All’epoca, per l’appunto, il fratello e coimputato David era ai domiciliari per droga, a fine pena è stato espulso dall’Italia, ma a ferragosto è rientrato utilizzando il cognome della moglie, facendosi beccare a Belcolle dove era andato a trovare la compagna che aveva appena partorito. Inviato al centro per il rimpatrio di Bari, David ha quindi ottenuto in breve di poter restare in Italia con la famiglia. 

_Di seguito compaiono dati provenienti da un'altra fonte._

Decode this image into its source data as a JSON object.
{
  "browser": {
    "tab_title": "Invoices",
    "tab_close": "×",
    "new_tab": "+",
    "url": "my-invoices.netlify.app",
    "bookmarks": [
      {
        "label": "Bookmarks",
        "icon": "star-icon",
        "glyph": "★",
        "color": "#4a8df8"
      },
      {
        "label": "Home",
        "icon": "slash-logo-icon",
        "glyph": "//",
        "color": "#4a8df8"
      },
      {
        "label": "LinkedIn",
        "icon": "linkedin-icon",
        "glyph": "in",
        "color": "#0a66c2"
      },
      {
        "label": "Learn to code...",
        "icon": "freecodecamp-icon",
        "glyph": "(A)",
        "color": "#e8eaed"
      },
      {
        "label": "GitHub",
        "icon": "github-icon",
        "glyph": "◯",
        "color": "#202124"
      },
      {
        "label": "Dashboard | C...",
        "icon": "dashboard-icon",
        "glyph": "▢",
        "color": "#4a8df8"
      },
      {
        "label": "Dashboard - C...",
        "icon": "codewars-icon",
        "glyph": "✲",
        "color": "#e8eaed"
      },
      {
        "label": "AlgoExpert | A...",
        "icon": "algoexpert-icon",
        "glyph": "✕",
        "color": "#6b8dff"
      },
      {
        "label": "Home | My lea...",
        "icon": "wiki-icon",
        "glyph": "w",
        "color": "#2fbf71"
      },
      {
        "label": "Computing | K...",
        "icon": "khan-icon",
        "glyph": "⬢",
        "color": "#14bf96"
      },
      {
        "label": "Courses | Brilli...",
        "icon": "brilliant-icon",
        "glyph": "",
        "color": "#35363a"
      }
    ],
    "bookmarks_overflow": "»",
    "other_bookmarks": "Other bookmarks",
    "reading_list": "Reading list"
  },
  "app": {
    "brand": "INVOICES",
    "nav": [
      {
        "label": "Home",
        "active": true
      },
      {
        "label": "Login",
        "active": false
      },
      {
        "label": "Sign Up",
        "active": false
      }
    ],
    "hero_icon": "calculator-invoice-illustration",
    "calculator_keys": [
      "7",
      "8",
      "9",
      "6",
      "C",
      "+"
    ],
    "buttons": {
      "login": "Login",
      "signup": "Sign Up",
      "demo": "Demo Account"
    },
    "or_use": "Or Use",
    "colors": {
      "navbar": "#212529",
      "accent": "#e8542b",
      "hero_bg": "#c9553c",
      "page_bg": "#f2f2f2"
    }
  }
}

Tra luglio e agosto le compagne dei Rebeshi, tra cui la moglie a fine gravidanza di David, sarebbero state presenti nel piazzale sulla Cassia Nord preso in affitto per l’esposizione delle macchine dell’AutoRiga, ma “solo nel caso fosse venuto qualche cliente”.

Sarebbe stato David, a luglio, a dire che i veicoli andavano spostati altrove, presso un terreno a Tuscania indicato dalla parte offesa titolare di un autosalone, per risparmiare sull’affitto.

David, che in quelle settimane era stato rispedito in Albania, avrebbe scoperto che i mezzi erano stati rottamati solo al rientro in Italia, ad agosto per il parto della moglie, “riuscendo a recuperare solo un furgone e due auto”.

Tornato libero di muoversi sul suolo nazionale dopo il breve periodo a Bari, sempre David si sarebbe occupato anche del suv. Il ristoratore, secondo quanto riferito dalla cognata, che avrebbe parlato una sola volta col commercialista, si sarebbe limitato con lei a prendere tempo, l’ultima volta a agosto, promettendo una soluzione. 


Il pm Fabrizio Tucci

Il pm Fabrizio Tucci


Ieri la fase istruttoria avrebbe dovuto chiudersi con l’ascolto delle due donne, ma il difensore Roberto Afeltra, a sorpresa, tre giorni fa ha citato altri tre testi, i tre complici albanesi arrestati con David Rebeshi a Tuscania il 29 novembre 2019, condannati il 28 ottobre in appello a otto anni e 4 mesi in appello, un anno in meno rispetto al primo grado, che fu celebrato davanti al gup del tribunale di Roma in quanto hanno scelto l’abbreviato.

Il collegio ha però dovuto rinviare al prossimo 11 marzo l’audizione dei tre, in quanto il 31enne Must Lleshi, il 23enne FIavio Hysa e il 24enne Alban Kacorri non parlano italiano e hanno bisogno di un interprete.

Lleshi e Kakorrri, inoltre, detenuti nel carcere di Voghera, cinque giorni fa hanno deciso di associare al difensore italiano Samuele De Santis un’avvocata di lingua albanese, la quale non ha avuto tempo di organizzarsi per il videocollegamento, per il quale i suoi neo assistiti hanno chiesto, oltre a un interprete, anche  la presenza in carcere della legale. Non è detto, peraltro, che i tre non decidano di avvalersi della facoltà di non rispondere.

L’avvocato De Santis,dal canto suo, non si capisce a causa di quale disguido, avrebbe saputo solo il giorno prima, informalmente, dell’udienza di ieri, nonché dell’affiancamento della legale in lingua albanese.

Ergo, bisogna aspettare marzo per la chiusura della fase istruttoria e fissare una o più date per la discussione.